About fifty miles from home, at 1:30 in the morning and in a light rain, the iPod-filled Belkin transponder spun around one last time, not only dumping my iPod onto the floor as it had several times already but spectacularly shooting flames out of the cigarette lighter socket.

Normally I would have stopped, but after 72 hours and more than 1800 miles of hard running, I didn’t even back off. Doing the math, I knew that if the car self-immolated, it would save me big money in the long run. But being a machine of substance, the Mercedes wasn’t self-destructing, only the transponder was.

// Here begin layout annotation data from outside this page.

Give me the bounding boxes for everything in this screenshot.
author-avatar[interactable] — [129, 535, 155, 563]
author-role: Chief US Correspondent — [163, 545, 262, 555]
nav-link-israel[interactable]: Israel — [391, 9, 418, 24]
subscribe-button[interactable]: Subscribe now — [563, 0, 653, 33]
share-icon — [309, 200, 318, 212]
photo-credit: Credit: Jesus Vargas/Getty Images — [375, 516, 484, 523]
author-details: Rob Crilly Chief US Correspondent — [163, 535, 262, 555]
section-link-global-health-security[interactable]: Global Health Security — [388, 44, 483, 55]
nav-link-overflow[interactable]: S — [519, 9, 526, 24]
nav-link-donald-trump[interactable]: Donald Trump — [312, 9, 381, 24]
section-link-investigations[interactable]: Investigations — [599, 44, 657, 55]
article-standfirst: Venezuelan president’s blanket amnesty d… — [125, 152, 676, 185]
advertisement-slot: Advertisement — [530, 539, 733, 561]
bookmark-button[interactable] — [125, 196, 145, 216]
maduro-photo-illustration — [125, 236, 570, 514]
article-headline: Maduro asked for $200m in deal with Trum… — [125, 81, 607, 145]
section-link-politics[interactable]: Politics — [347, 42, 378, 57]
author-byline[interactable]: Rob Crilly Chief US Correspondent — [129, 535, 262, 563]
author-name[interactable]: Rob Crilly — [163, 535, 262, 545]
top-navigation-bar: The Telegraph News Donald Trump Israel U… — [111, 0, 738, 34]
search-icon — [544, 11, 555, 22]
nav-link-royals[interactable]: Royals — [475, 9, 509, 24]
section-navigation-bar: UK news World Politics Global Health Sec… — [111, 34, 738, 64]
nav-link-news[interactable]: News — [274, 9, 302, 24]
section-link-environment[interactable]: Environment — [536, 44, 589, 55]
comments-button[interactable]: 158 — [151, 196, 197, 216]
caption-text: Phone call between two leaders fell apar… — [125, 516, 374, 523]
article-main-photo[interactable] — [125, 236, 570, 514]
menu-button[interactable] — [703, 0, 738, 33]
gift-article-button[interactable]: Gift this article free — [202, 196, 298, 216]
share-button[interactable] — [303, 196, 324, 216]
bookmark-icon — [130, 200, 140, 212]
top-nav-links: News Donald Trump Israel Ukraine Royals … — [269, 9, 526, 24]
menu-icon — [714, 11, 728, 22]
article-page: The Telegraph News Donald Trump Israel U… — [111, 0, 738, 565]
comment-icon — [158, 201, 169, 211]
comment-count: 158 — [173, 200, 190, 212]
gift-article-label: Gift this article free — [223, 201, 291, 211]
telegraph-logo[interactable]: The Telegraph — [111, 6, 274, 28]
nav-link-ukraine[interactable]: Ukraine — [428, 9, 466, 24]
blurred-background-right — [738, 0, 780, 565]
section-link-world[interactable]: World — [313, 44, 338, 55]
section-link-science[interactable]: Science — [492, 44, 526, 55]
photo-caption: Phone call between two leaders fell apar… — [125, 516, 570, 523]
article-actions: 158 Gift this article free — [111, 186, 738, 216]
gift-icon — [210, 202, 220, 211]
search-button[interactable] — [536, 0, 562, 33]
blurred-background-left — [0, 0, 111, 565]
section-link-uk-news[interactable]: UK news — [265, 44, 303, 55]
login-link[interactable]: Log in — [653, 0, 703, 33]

Sitting down on the couch after reaching home, I popped a Blatz (yes, they still make it) and recalled a late-period Tull lyric. My 6.3 may or may not be too young to die. But it’s certainly not too old to rock ‘n’ roll.

Mercedes Triple 6s

Two years after the muscle car 6.3 was retired, Mercedes-Benz dropped an even bigger bomb on the luxorocket market. The 450SEL 6.9 hit U.S. soil in 1977 with a bored-out, dry-sump M100 displacing 6834 cc. Despite producing less power and torque than the 6.3 (thanks to emissions controls), the 6.9 was a bit faster than its older brother, achieving 140 mph. Road & Track again declared the big Mercedes the fastest and “most sensational four-door sedan in the world.” A hydropneumatic suspension replaced the 6.3’s air suspension, and 7380 units were built before production stopped in 1980. Mercedes didn’t again sell a V-8 displacing more than six liters until the debut of the AMG-designed 6.2-liter that’s currently terrorizing affluent neighborhoods in various AMG models.